The forced acceptance of a massive Muslim invasion; the gag order on the British press surrounding Tommy Robinson; European press compliance with whatever Brussels dictates; a 180-degree turn in the mass culture with respect to homosexual activity. Something sinister has been afoot . . . and probably has been for many years:

[C]ultural hegemony . . . describes how the state and ruling capitalist class ”“ the bourgeoisie ”“ use cultural institutions to maintain power in capitalist societies. The bourgeoisie in Gramsci's view develops a hegemonic culture using ideology rather than violence, economic force, or coercion. Hegemonic culture propagates its own values and norms so that they become the "common sense" values of all and thus maintain the status quo. Hegemonic power is therefore used to maintain consent to the capitalist order, rather than coercive power using force to maintain order. This cultural hegemony is produced and reproduced by the dominant class through the institutions that form the superstructure.

That's from the Antonio Gramsci Wikipedia entry. I first ran across Gramsci in Kill All Normies and have found myself Googling him occasionally over the past few months. I've now begun to read a book about his life, thought, and legacy. His concept of cultural hegemony fascinates me.

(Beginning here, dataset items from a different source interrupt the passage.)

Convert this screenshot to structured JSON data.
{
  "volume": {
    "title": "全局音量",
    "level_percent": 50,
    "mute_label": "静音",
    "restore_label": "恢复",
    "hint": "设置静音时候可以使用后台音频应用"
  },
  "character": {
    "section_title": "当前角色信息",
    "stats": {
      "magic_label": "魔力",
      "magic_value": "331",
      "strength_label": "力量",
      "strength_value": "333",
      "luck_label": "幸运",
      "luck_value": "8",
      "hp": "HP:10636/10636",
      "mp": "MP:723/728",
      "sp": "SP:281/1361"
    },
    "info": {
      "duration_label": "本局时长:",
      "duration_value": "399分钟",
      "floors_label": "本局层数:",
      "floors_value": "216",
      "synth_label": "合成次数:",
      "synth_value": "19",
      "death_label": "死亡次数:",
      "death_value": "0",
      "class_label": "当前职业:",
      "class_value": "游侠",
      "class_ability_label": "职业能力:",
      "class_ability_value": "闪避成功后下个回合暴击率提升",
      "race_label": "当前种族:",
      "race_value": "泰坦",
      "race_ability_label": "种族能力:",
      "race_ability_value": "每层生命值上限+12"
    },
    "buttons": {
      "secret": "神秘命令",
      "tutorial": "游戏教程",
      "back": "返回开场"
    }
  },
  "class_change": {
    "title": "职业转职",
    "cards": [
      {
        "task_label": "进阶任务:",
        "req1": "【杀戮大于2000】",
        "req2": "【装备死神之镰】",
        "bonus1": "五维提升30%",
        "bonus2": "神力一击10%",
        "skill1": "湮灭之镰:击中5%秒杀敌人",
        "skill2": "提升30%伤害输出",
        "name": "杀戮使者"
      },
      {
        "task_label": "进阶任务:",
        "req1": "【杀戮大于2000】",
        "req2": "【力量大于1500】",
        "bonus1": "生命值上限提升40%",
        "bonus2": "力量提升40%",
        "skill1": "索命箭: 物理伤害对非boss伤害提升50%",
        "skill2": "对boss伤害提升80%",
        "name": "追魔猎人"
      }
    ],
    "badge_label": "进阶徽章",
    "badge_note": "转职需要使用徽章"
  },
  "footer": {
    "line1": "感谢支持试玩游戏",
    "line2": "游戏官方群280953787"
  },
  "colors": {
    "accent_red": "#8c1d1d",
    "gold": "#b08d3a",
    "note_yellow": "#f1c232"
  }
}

I have a concept, half-baked at best, that Marx (and subsequent Marxists) offer cogent criticism. Their answers are terrible, to say the least, and they're normally awful people, but their diagnoses are worth listening to. I'm not "there" yet with respect to the concept, but at this point, I'm buying into it enough to continue to read Capital and now a biography about an Italian Communist thinker from the early 1900s. I have also subscribed to the Zero Books podcast (Zero Books is a Marxist publishing house . . . see this TDE post from last December).

Random Blurb from the Notebooks: I've written many times about the bruising dynamic that the State's power has on social power: as the State takes care of something, individuals don't take care of it, with the result that the voluntary association of individuals that marks a healthy society deteriorates. With 75 years of Socialism, Russia's society deteriorated completely. It's in tatters today. It's a great laboratory of State power for anyone who cares to as much as glance into the microscope. This fundamental truth can't be divorced from the market economy. It's no coincidence that the Marxist fixates on the economic: he knows that economic drives all else. If he can control the economy, he can control society . . . or at least destroy it, with the result that the State can make a stronger claim to its need for more power.